Jika proses evolusi terjadi sangat cepat pada suatu organisme tersebut mempunyai jangka waktu hidup yang pendek. Fosil dan organisme tersebut dapat menunjukkan umur batuan dengan rentang waktu yang sangat pendek. Fosil dengan rentang waktu hidup yang sangat pendek tersebut di sebut fosil indeks atau fosil penunjuk, karena fosil tersebut dapat digunakan untuk menentukan umur batuannya. Fosil indeks yang sangat baik adalah yang berevolusi dengan cepat, sangat melimpah pada jangka waktu yang pendek, mempunyai penyebaran yang luas dan dengan cepat mengalami pemusnahan dan terawetkan dengan baik pada batuan. Bahan-bahan yang mengandung fosil yang sama dikatakan mempunyai umur yang sama jadi batuan yang mengandung fosil dengan umumr yang sama dan berasal dari tempat yang berbeda dapat diselesaikan. 
  
c. Penyusunan skala waktu Geologi 

Tidak hanya individu spesies tertentu yang dapat mengalami perubahan yang sangat cepat, tetapi kadang-kadang, seluruh karakter kehidupan pada planet ini dapat mengalami perubahan dengan sangat cepat pula. Sebagai contoh, meskipun kehidupan dipercaya telah mengalami evolusi mulai sekitar 4 milyar tahun lalu. Kehidupan awal ini sangat kecil dan tidak mempunyai bagian yang keras seperti tulang dan cangkang, Sehingga sisa kehidupan organisme ini sebagai fosil sangat jarang sekali. Kemudian dengan tiba-tiba, seperti ledakan, spesies yang bercangkang terbentuk sekitar 570 juta tahun lalu. Evolusi yang cepat dari binatang bercangkang keras ini menandakan awal dari Era Paleozoik dan merupakan batas utama dari skala waktu geologi. Pembagian utama pada skala waktu geologi di dasarkan pada perubahan flora dan fauna di planet ini yang terawetkan sebagai fosil. 
  
d. Interpretasi lingkungan pengendapan 

Leonardo da vinci (1452-1519) salah seorang filosof, kira-kira 400 tahun yang lalu menemukan fosil pada batuan di tepi pegunungan dekat dengan laut Adriatik Italia. Fosil-fosil tersebut mirip dengan organisme yang telah diketahui hidup di laut yang berdekatan. Ia melihat batuan yang mengandung fosil tersebut adalah pasir hasil proses pelapukan dari batuan yang ada di pegunungan mengalami pengangkutan oleh sungai hingga di kawasan pantau dimana pasir tersebut mengalami pengendapan. Penumpukan pasir tersebut mengubur sisa-sisa tumbuhan dan binatang yang hidup di kawasan tersebut. Selanjutnya pasir tersebut mengalami litifikasi menjadi batupasir. Ia juga menyatakan bahwa daerah tersebut tadinya merupakan laut dimana pasir terendapkan dan mengubur kehidupan yang pernah ada di tempat tersebut. Kemudian daerah tersebut mengalami pengangkatan menjadi pegunungan. Jadi fosil yang dijumpai di daerah tersebut dapat membantu untuk melakukan interpretasi mekanisme pembentukan batupasir, dan dapat digunakan untuk menjelaskan bahwa pegunungan dapat dibangun oleh batuan sedimen yang terbentuk di laut. 

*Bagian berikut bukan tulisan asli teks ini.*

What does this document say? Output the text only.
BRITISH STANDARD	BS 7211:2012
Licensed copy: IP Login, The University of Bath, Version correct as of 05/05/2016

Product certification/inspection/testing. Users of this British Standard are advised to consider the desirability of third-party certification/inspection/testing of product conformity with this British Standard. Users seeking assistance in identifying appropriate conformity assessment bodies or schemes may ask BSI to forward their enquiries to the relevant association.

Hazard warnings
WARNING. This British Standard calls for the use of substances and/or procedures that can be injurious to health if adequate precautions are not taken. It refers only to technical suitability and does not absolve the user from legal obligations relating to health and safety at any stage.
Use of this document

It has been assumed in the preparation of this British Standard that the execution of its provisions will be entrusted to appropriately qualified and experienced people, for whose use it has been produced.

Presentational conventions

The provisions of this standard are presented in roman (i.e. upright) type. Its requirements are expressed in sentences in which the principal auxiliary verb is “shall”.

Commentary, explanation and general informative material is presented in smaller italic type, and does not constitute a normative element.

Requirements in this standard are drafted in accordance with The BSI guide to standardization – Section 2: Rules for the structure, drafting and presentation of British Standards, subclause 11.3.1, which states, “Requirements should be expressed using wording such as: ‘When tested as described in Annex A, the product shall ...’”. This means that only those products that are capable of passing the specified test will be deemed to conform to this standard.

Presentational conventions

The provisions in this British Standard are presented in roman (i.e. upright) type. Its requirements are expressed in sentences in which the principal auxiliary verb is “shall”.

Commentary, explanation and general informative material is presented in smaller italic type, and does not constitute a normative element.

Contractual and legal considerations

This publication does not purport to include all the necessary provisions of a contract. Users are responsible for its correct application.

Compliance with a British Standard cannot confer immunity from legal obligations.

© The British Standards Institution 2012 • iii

Ahli geologi modern kemudian mencontoh yang diberikan oleh Leonardo da Vinci dalam menggunakan fosil untuk menentukan lingkungan pengendapan batuan sedimen. Sebagai contoh dengan ditemukannya suatu pegunungan yang tingginya sampai beribu meter dan disusun oleh sekuen batuan sedimen. Pertanyaan yang timbul adalah bagaimana suatu perlapisan batuan  sedimen yang sangat tebal tersebut terbentuk. Kemungkinan pertama adalah pada waktu itu ada cekungan yang sangat dalam (palung) yang terus menerus terisi oleh sedimen, hingga mencapai ketebalan beribu meter. Tetapi pada batuan sedimen tersebut ternyata dijumpai fosil dari binatang yang umumnya hidup pada lingkungan laut dangkal. Jadi sedimen tersebut tentunya diendapkan pada kondisi lingkungan laut dangkal. Dari keadaan tersebut dapat diketahui bahwa pada waktu sedimen tersebut terakumulasi, cekungan terus mengalami penurunan bersamaan dengan terendapkannya sedimen. 


Baca Juga :
- Apa itu Fosil?? 
Proses Pembentukan Fosil

0 komentar:

Contact Form

Name

Email *

Message *

Powered by Blogger.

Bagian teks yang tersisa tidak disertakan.